Medtronic, the world’s biggest maker of heart-rhythm devices, agreed to buy HeartWare International Inc. for about $1.1 billion, paying a premium of 93% to gain an implanted device that takes over the pumping action for a failing heart.
Medtronic will pay $58 a share, according to a statement Monday, almost double HeartWare’s Friday closing price of $29.98. The offer trails HeartWare’s 12-month high of $90.71, reached in July. The company has faced setbacks in the development of its newest pump, and in January said it was abandoning an attempt to buy Valtech Cardio Ltd.--a deal opposed by some investors.
The move will be the latest consolidation of the medical technology industry, where companies are racing to build broad portfolios of products to sell to hospitals. The deal will help Medtronic compete with St. Jude Medical Inc., which last year bought HeartWare’s only competitor, Thoratec Corp., for $3.4 billion, taking the lead in treating heart failure. St. Jude, meanwhile, is being acquired by Abbott Laboratories in a $25 billion transaction.
“This acquisition makes sense for Medtronic over the medium term, as it adds another growth driver and rounds out the company’s cardiovascular offerings, the broadest in the industry,” Vijay Kumar, an analyst at Evercore ISI in New York, said in a note to investors. He has a buy rating on the stock.
The deal is Medtronic’s biggest since its $46 billion purchase of Dublin-based Covidien in January 2015, which gave it an Irish legal address through a so-called inversion that was structured to reduce its U.S. income taxes.

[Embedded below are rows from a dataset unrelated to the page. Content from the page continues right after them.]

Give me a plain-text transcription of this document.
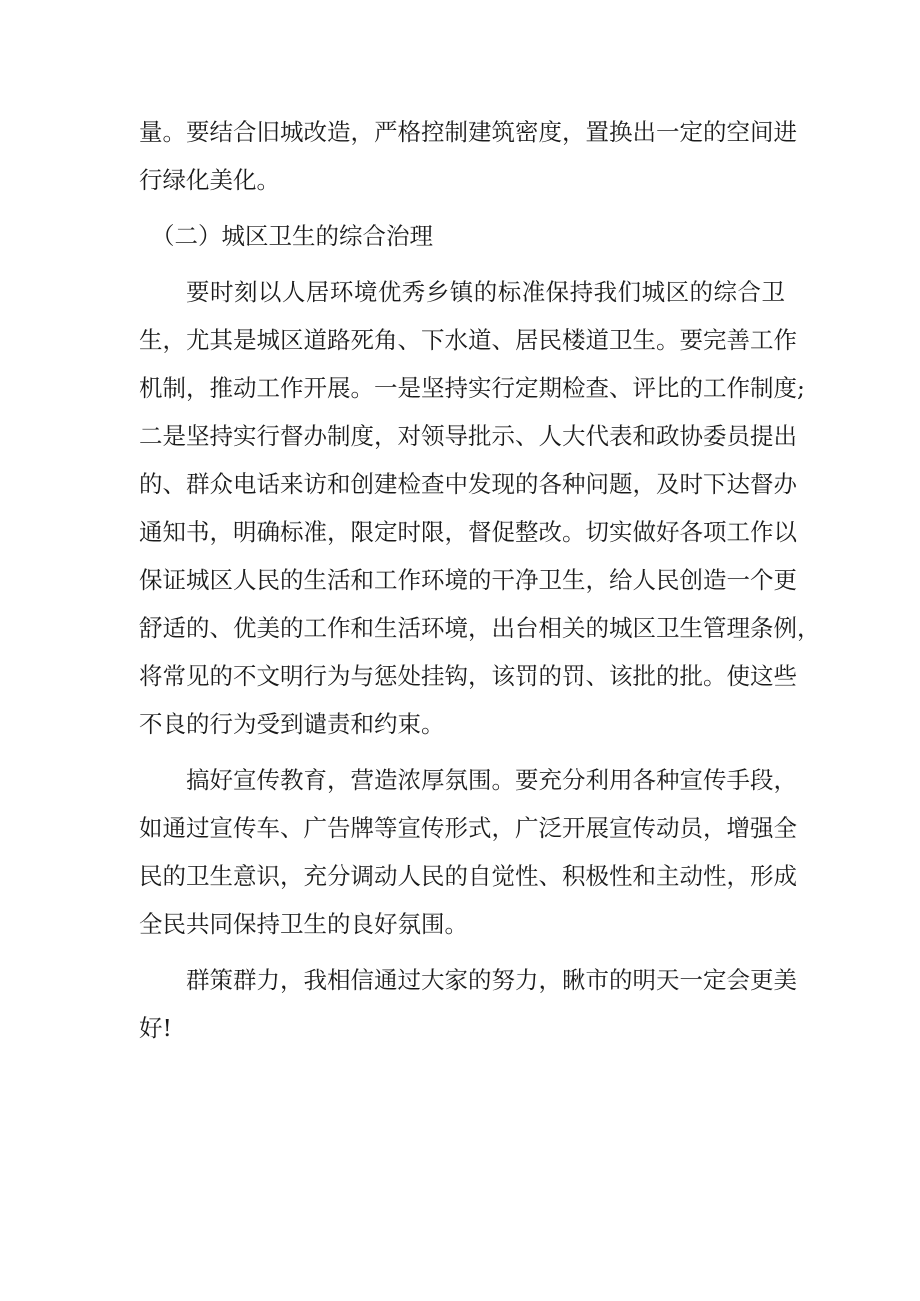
量。要结合旧城改造，严格控制建筑密度，置换出一定的空间进
行绿化美化。
（二）城区卫生的综合治理
要时刻以人居环境优秀乡镇的标准保持我们城区的综合卫
生，尤其是城区道路死角、下水道、居民楼道卫生。要完善工作
机制，推动工作开展。一是坚持实行定期检查、评比的工作制度;
二是坚持实行督办制度，对领导批示、人大代表和政协委员提出
的、群众电话来访和创建检查中发现的各种问题，及时下达督办
通知书，明确标准，限定时限，督促整改。切实做好各项工作以
保证城区人民的生活和工作环境的干净卫生，给人民创造一个更
舒适的、优美的工作和生活环境，出台相关的城区卫生管理条例，
将常见的不文明行为与惩处挂钩，该罚的罚、该批的批。使这些
不良的行为受到谴责和约束。
搞好宣传教育，营造浓厚氛围。要充分利用各种宣传手段，
如通过宣传车、广告牌等宣传形式，广泛开展宣传动员，增强全
民的卫生意识，充分调动人民的自觉性、积极性和主动性，形成
全民共同保持卫生的良好氛围。
群策群力，我相信通过大家的努力，瞅市的明天一定会更美
好!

Both boards unanimously approved the all-cash transaction, which is expected to close by the end of October. The company estimates the global market for the heart pumps, known as ventricular-assist devices, is about $800 million and will increase by 4% to 9% this year and next.
HeartWare rose 92% to $57.52 at 11:04 a.m. in New York, suggesting investors believe the deal will go through. Medtronic fell 2.4% to $81.28.
Heart failure is a condition or a collection of symptoms in which the heart isn’t pumping enough blood to meet the body’s needs. It remains a leading cause of hospitalization and death in the U.S., where more than 5 million people are affected.
Ventricular-assist devices, like HeartWare’s HVAD System, are battery-operated mechanical pumps that are surgically implanted. They’re attached to the heart’s left ventricle, which is typically responsible for pumping blood to fuel the body. The system, which also includes an external controller, takes over for the failing left ventricle and delivers the oxygen-rich blood to the aorta.
HeartWave, based in Framingham, Mass., is also developing technologies that will offer progressively less-invasive options for patients with end-stage heart failure, according to the statement.
The purchase will dilute Medtronic’s earnings per share minimally or not at all for the first two years, said Chief Executive Officer Omar Ishrak, and will contribute to earnings in the third year. It won’t trigger any changes in the company’s revenue outlook or earnings per share for fiscal year 2017.
JPMorgan Chase & Co. served as financial adviser to Medtronic, which received legal advice from Ropes & Gray LLP. Perella Weinberg Partners offered financial advice to HeartWare, whose legal adviser was Shearman & Sterling LLP.